The 23-year-old Sindhu, ranked 3, had started well: containing Marin’s speed, moving well, keeping the Spaniard on a leash. She had been pushing Marin back, playing the high tosses and clears at a good length and counter-attacking to take that initial lead, breaking away at 9-8.
At 13-9 was perhaps Sindhu’s best rally, when she defended stoutly and had the better of a prolonged exchange. But soon the Spaniard started drawing out errors at the net. Sindhu’s attempts to stall, as the pace began to rise, were shot down as Marin objected to the Indian taking long to receive a serve. After half a dozen of these instances, with all her bluster making the fast rallies appear even speedier, Sindhu was left to smile wryly at a shuttle change being denied and her efforts being nipped.
Levelling at 18-all, Marin would rain down her steep shots, though it was the left-handed cross-court drop that gave her the 19-18 lead. Sindhu’s focus seemed to have lapsed at this audacious rallying from behind, as she gifted away three cheap errors. Marin would first jump on the set 21-19, and then pounce at her towel with such belligerence while switching ends that her intent became plainly clear.

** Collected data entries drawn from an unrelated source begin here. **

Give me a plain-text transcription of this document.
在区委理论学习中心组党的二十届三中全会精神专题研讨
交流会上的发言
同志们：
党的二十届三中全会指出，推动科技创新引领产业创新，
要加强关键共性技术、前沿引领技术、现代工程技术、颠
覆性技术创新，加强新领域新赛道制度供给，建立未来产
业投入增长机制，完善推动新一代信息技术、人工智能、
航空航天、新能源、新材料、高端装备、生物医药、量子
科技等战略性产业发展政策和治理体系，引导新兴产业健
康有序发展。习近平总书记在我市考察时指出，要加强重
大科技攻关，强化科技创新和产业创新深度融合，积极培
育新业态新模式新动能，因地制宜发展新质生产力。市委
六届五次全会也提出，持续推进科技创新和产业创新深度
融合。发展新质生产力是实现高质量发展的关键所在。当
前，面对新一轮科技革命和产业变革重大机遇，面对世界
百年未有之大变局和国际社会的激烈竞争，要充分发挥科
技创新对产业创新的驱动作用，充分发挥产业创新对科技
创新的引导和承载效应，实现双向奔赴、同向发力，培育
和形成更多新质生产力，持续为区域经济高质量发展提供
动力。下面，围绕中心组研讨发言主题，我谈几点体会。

Sindhu’s second shy at the world title went steadily downhill thereafter – she trailed 0-5, and there was no recovery from there as Marin stayed relentlessly on the offensive going to the break at 11-2. All that the Indian had managed was to break Marin’s rhythm for 15 minutes, without finding her own.

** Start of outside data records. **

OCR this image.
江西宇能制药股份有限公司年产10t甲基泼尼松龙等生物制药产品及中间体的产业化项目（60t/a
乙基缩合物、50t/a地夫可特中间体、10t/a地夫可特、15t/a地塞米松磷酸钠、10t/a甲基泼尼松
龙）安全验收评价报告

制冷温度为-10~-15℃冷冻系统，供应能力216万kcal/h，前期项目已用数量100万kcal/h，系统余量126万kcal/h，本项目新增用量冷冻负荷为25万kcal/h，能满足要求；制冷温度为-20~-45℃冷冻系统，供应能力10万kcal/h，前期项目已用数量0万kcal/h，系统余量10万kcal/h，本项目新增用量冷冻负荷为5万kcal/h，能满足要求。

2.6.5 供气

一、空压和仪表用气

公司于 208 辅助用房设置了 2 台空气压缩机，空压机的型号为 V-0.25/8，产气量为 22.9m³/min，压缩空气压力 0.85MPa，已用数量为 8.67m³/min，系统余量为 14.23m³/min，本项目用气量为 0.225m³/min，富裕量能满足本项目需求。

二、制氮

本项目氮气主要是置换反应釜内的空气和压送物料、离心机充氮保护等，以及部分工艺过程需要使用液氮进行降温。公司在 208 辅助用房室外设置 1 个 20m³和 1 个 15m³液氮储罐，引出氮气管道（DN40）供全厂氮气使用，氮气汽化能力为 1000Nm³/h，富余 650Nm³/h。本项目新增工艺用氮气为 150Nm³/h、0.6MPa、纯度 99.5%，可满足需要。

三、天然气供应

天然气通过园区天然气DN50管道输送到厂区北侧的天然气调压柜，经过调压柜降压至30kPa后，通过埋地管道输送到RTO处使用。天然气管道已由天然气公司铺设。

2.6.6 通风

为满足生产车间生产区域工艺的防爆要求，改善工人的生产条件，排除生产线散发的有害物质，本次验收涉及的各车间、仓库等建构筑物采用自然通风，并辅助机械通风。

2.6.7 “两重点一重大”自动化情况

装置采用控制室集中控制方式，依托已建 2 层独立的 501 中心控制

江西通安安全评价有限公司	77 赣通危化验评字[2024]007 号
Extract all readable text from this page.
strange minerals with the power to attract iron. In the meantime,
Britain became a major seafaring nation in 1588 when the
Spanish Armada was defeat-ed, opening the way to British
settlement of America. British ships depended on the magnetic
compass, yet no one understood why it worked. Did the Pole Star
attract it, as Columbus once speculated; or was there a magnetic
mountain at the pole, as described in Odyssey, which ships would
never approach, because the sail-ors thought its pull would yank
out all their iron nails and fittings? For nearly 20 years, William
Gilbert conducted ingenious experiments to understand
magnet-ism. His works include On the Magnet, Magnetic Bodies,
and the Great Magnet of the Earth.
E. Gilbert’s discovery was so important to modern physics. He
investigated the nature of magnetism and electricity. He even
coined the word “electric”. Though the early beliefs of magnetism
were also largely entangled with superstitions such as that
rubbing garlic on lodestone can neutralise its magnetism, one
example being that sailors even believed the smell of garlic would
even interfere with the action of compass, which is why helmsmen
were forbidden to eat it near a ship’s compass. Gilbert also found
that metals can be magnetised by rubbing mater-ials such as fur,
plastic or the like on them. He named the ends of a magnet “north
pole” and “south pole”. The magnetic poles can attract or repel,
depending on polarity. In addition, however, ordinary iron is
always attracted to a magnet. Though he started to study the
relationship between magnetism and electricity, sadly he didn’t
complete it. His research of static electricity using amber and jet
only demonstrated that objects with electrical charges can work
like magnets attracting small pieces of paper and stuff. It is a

The beauty of Marin’s hounding game was that under all that aggro, she had reset the pace of the match, and the close line misses soon started hail-storming as winners. After she was ambushed at the end of the opening set, Sindhu allowed a further initial spurt to her opponent, and Marin seemed to be knowing the importance of these initial points, as she toyed with the Indian. It hadn’t been easy—shifting gears from playing defensive metronomes Sung Ji Hyun, Nozomi Okuhara and Akane Yamaguchi who literally play the harp, while Marin hits the stage head-banging with a guitar, catering to the mosh-pit. Between negotiating these dissonant notes, Sindhu’s own aggression couldn’t strike the right chords.

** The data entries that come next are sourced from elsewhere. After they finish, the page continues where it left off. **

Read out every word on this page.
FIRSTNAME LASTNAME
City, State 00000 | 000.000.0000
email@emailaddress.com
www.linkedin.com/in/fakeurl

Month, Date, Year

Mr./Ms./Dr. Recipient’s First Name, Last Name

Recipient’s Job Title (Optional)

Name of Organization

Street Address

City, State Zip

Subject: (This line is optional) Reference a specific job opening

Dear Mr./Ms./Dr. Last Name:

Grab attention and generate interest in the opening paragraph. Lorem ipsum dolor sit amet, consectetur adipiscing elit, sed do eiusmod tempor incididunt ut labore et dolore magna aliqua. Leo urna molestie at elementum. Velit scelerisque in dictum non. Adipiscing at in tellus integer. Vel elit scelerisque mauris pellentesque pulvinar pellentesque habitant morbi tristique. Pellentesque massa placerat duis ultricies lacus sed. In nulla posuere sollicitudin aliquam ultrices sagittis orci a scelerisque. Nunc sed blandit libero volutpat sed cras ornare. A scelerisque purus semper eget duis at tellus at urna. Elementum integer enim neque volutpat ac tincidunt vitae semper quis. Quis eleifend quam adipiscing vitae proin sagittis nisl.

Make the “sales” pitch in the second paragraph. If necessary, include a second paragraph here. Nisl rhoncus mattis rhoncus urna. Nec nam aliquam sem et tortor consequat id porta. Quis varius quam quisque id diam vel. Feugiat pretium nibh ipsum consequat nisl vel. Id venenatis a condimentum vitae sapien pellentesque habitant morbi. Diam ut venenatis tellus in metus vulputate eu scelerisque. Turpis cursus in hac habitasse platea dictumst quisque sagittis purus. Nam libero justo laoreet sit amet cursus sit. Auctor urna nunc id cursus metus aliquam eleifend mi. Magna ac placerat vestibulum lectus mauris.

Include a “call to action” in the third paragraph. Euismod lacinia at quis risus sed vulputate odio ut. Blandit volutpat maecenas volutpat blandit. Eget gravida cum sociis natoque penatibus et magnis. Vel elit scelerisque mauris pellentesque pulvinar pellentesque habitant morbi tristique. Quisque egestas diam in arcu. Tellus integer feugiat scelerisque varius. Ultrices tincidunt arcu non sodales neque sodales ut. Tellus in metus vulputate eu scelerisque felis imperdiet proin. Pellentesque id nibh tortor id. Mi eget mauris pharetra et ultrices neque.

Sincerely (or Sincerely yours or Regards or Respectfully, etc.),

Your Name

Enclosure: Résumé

It wasn’t like she was breathing hard and physically not up for it, but Marin had swamped her with her winners. It’s tough to tell if memories of all the previous finals she’s lost ever entered her mind – but Marin was going for her shots with all her power, agility and rushing skills at a 100 percent, denying Sindhu any coherent thought at all.
“I’d have played much better if I’d won the first. Second set, I was making too many errors and she took the lead. By the time I had to cover the lead, my smashes were going out. It was just not my day,” she would say.
Coach Pullela Gopichand’s instructions for the slow-drop seemed to be Sindhu’s plan. But this was always going to be a Catch 22. Marin was so quick, she could smother them in a jiffy, but upping the pace would have played into Marin’s hands. Sindhu’s inherent deception capabilities are limited at the moment—she was not going to grow strokes suddenly, like Tai Tzu does— and her best tactical shot was under heavy firing from the Spaniard who believed no one but her could win that title.
Kento: Banned for gambling to World champ
Chinese Shi Yuqi had no answers to Japan’s Kento Momota, as the anointed heir, claimed his first World Championship title, with a thumping 21-11, 21-13 in 49 minutes. Yuqi threw everything at the left-handed Momota who would swat away with his delectable strokes and completely dominate the net, for his first title.
The Japanese is returning from a casino gambling ban imposed by the Japanese federation, which had delayed his coronation by perhaps a year. Momota has a stunning record of winning all but two of his finals, and found no creative resistance from the Chinese, whose attempts to out-muscle the Japanese ended up looking lame, even as he repeatedly looked back to his coaching chair at a loss of answers.